Em primeira análise, é valido averiguar como o viés machista presente em parte da sociedade prejudica a valorização de atividades físicas realizadas por mulheres. Isso porque, consoante ao escritor escocês Thomas Carlyle, a principal lei da cultura é deixar que cada um exerça o que tiver capacidade. Deste modo, é visível que, diversas vezes, tal lógica é contrariada no Brasil, uma vez que a influência do preconceito social impede inúmeras mulheres de realizarem esportes para os quais possuem talento e capacidade. Como resposta a isso, muitas brasileiras acabam por desistir da carreira esportista em prol de uma “postura correta”, o que favorece a desvalorização da mulher no esporte.

Somado a isso, a ausência de investimentos financeiros e apoio técnico eficiente é outro fator que dificulta o crescimento e o destaque feminino no âmbito esportivo. Isso porque, o baixo incentivo à modalidade dificulta a entrada feminina tanto em competições amadoras como em profissionais. .A exemplo, o filme “Menina de Ouro” abordou a historia de uma jovem boxeadora, que ao buscar auxílio técnico, tem seu pedido negado por ser mulher. Tal como na trama, muitas brasileiras não recebem qualquer tipo de incentivo para permanecerem no esporte e são forçadas a desistirem dos seus sonhos. Como consequência, a mulher tem seu talento ignorado, como outrora, e permanece no esquecimento.

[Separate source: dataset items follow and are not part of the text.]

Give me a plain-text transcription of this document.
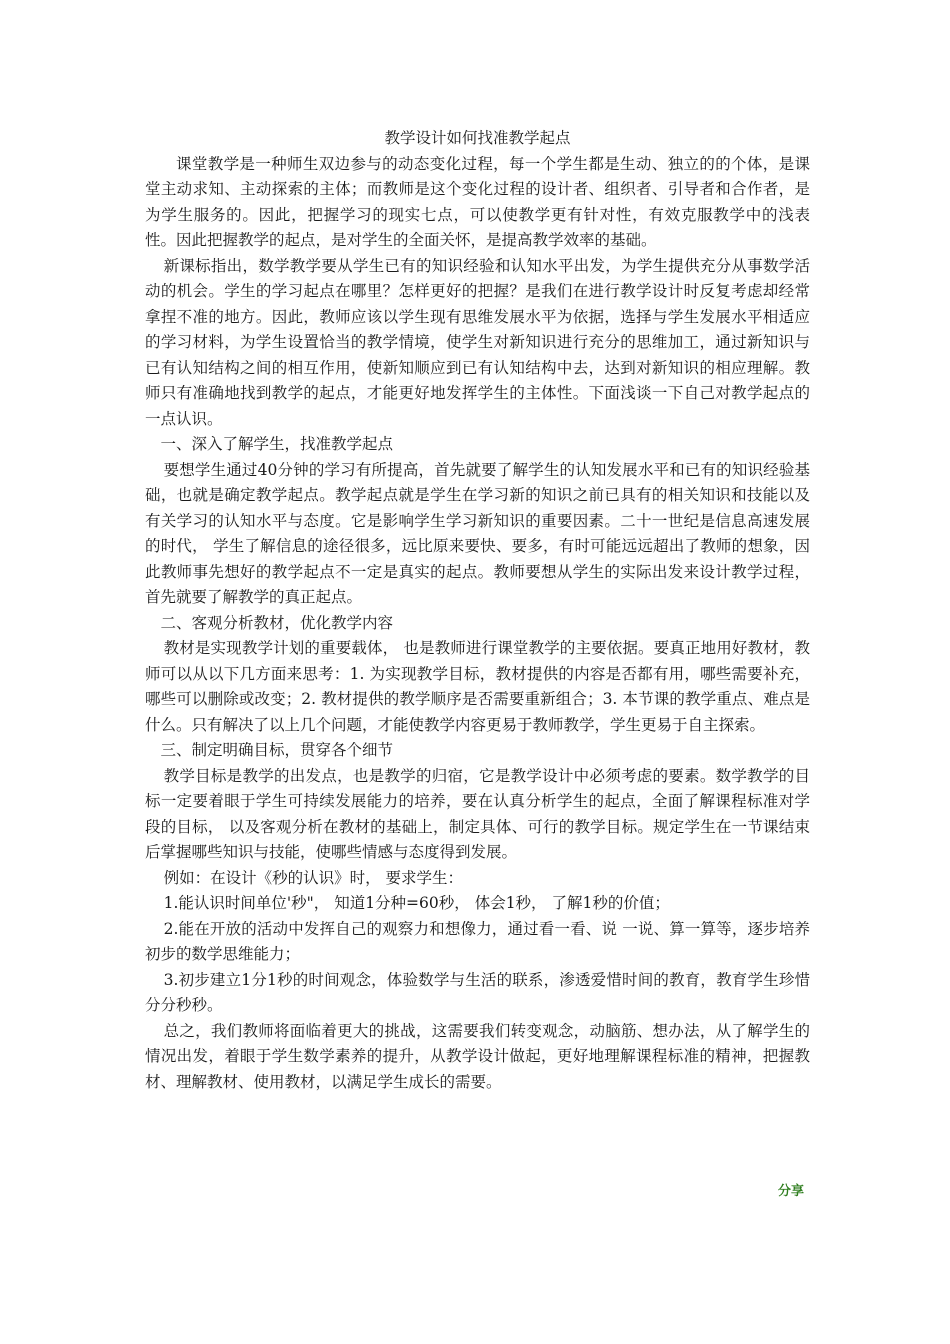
教学设计如何找准教学起点

课堂教学是一种师生双边参与的动态变化过程，每一个学生都是生动、独立的的个体，是课堂主动求知、主动探索的主体；而教师是这个变化过程的设计者、组织者、引导者和合作者，是为学生服务的。因此，把握学习的现实七点，可以使教学更有针对性，有效克服教学中的浅表性。因此把握教学的起点，是对学生的全面关怀，是提高教学效率的基础。

新课标指出，数学教学要从学生已有的知识经验和认知水平出发，为学生提供充分从事数学活动的机会。学生的学习起点在哪里？怎样更好的把握？是我们在进行教学设计时反复考虑却经常拿捏不准的地方。因此，教师应该以学生现有思维发展水平为依据，选择与学生发展水平相适应的学习材料，为学生设置恰当的教学情境，使学生对新知识进行充分的思维加工，通过新知识与已有认知结构之间的相互作用，使新知顺应到已有认知结构中去，达到对新知识的相应理解。教师只有准确地找到教学的起点，才能更好地发挥学生的主体性。下面浅谈一下自己对教学起点的一点认识。

一、深入了解学生，找准教学起点

要想学生通过40分钟的学习有所提高，首先就要了解学生的认知发展水平和已有的知识经验基础，也就是确定教学起点。教学起点就是学生在学习新的知识之前已具有的相关知识和技能以及有关学习的认知水平与态度。它是影响学生学习新知识的重要因素。二十一世纪是信息高速发展的时代， 学生了解信息的途径很多，远比原来要快、要多，有时可能远远超出了教师的想象，因此教师事先想好的教学起点不一定是真实的起点。教师要想从学生的实际出发来设计教学过程，首先就要了解教学的真正起点。

二、客观分析教材，优化教学内容

教材是实现教学计划的重要载体， 也是教师进行课堂教学的主要依据。要真正地用好教材，教师可以从以下几方面来思考：1. 为实现教学目标，教材提供的内容是否都有用，哪些需要补充，哪些可以删除或改变；2. 教材提供的教学顺序是否需要重新组合；3. 本节课的教学重点、难点是什么。只有解决了以上几个问题，才能使教学内容更易于教师教学，学生更易于自主探索。

三、制定明确目标，贯穿各个细节

教学目标是教学的出发点，也是教学的归宿，它是教学设计中必须考虑的要素。数学教学的目标一定要着眼于学生可持续发展能力的培养，要在认真分析学生的起点，全面了解课程标准对学段的目标， 以及客观分析在教材的基础上，制定具体、可行的教学目标。规定学生在一节课结束后掌握哪些知识与技能，使哪些情感与态度得到发展。

例如：在设计《秒的认识》时， 要求学生：

1.能认识时间单位'秒"， 知道1分种=60秒， 体会1秒， 了解1秒的价值；

2.能在开放的活动中发挥自己的观察力和想像力，通过看一看、说 一说、算一算等，逐步培养初步的数学思维能力；

3.初步建立1分1秒的时间观念，体验数学与生活的联系，渗透爱惜时间的教育，教育学生珍惜分分秒秒。

总之，我们教师将面临着更大的挑战，这需要我们转变观念，动脑筋、想办法，从了解学生的情况出发，着眼于学生数学素养的提升，从教学设计做起，更好地理解课程标准的精神，把握教材、理解教材、使用教材，以满足学生成长的需要。

分享
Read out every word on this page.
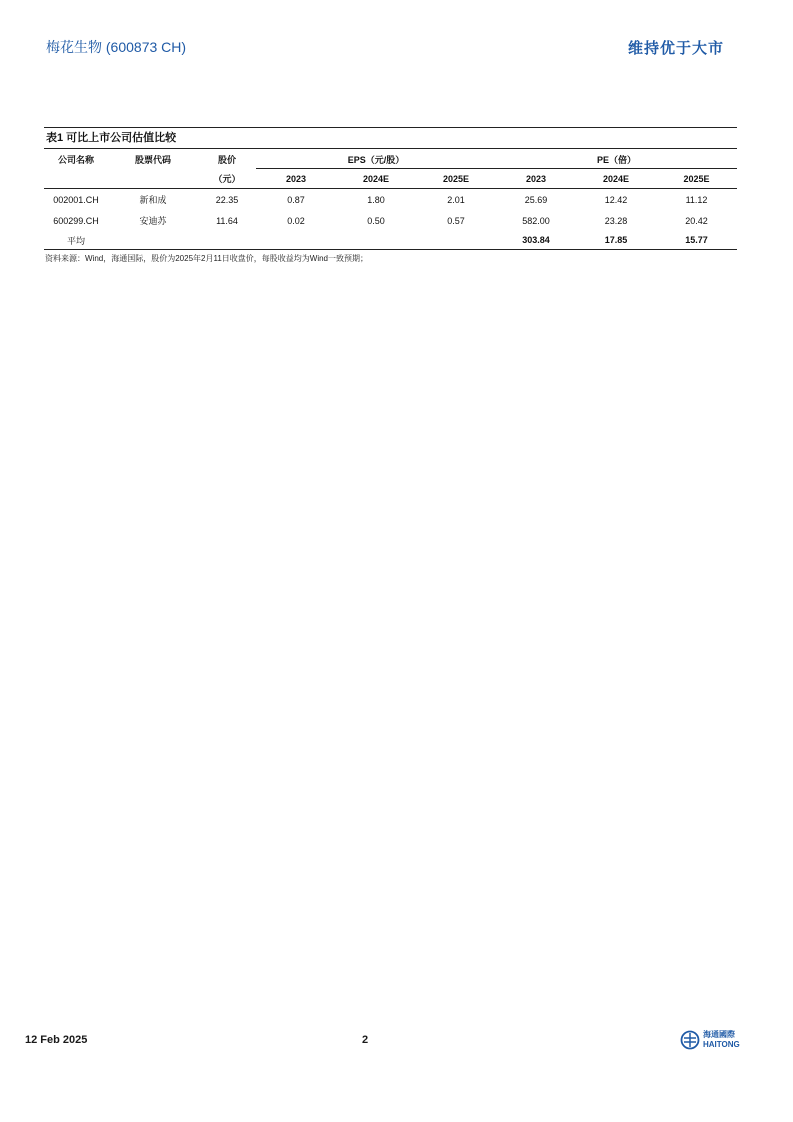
梅花生物 (600873 CH)	维持优于大市
表1 可比上市公司估值比较
公司名称	股票代码	股价	EPS（元/股）			PE（倍）		
		（元）	2023	2024E	2025E	2023	2024E	2025E
002001.CH	新和成	22.35	0.87	1.80	2.01	25.69	12.42	11.12
600299.CH	安迪苏	11.64	0.02	0.50	0.57	582.00	23.28	20.42
平均						303.84	17.85	15.77
资料来源：Wind，海通国际，股价为2025年2月11日收盘价，每股收益均为Wind一致预期；
12 Feb 2025	2	海通國際
HAITONG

Isso posto, torna-se necessário um debate a nível nacional sobre o tema. É cabível ao Ministério do Esporte  sanar a problemática. Para isso, a criação de políticas que desfaçam os preconceitos de gênero, através da formulação de comerciais e propagandas que vinculem a mulher ao esporte e destaque o seu talento é fundamental. Além disso, a destinação de verbas a clubes esportivos, afim de aumentar o investimento na categoria feminina, possibilitando sua participação, e equiparar o seu preparo técnico ao da classe masculina é de extrema importância. Somente assim, será possível alcançar igualdade no esporte brasileiro, e impedir que situação como as de Quitéria e de “Menina de Ouro” se repitam no Brasil.